Advanced Data Analytics and Predictive Modeling Projects

This collection of projects demonstrates advanced techniques in data analytics and predictive modeling, tackling complex problems in classification, clustering, and predictive analytics.

Repo: github.com

  • Tech Stack: Python, scikit-learn, pandas, NumPy, Matplotlib, Boosting and ML Algorithms

Key Features

  • Dimensionality reduction using PCA, TSNE, and Truncated SVD
  • Handling imbalanced data with SMOTE
  • Implementation of various classifiers and clustering algorithms
  • Performance evaluation using metrics like F1-score and precision

It is all about

Project 1: Predictive Modeling for Drug Activity

Developed a binary classification model to distinguish active compounds from inactive ones, achieving 77.6% accuracy and 0.716 F1-score on a dataset of 18,000 compounds.

Project 2: Ensemble Classifier for Drug Activity Prediction

Enhanced prediction accuracy with a Decision Tree classifier, achieving 0.83 precision, using SMOTE and AdaBoost for better performance.

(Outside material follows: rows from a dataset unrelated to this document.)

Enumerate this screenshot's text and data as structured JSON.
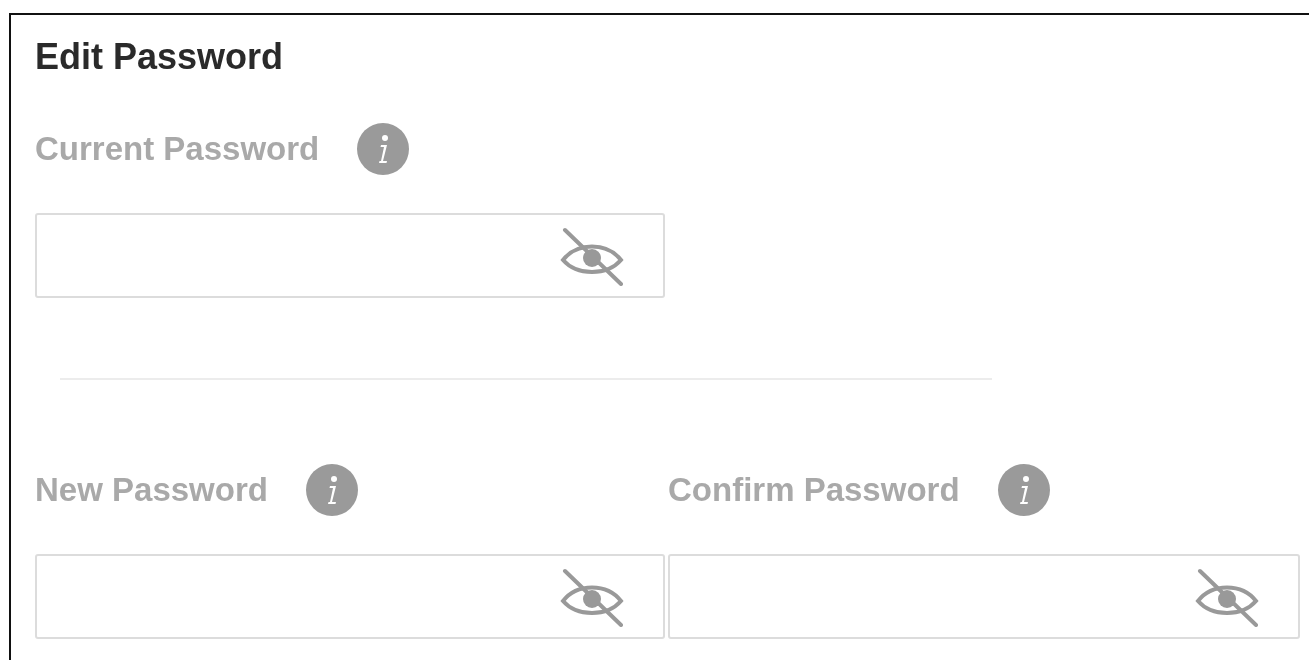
{
  "title": "Edit Password",
  "current": {
    "label": "Current Password",
    "show_password": false
  },
  "new_fields": [
    {
      "label": "New Password",
      "show_password": false
    },
    {
      "label": "Confirm Password",
      "show_password": false
    }
  ]
}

Project 3: Predictive Modeling for Drug Activity Using Ensemble Models and Boosting

Enhance the accuracy of predicting the activity of drug compounds using ensemble models and boosting techniques, thereby improving the identification of potential drug candidates.

Project 4: K-Means Clustering on High dimensional Data

Applied K-Means clustering to high-dimensional data of 10,000 images (image clustering), identifying optimal clusters with the Elbow method and visualizing the results.

Implemented a custom K-Means algorithm, effectively reducing dataset dimensions using TSNE and identifying optimal clusters using the Elbow method.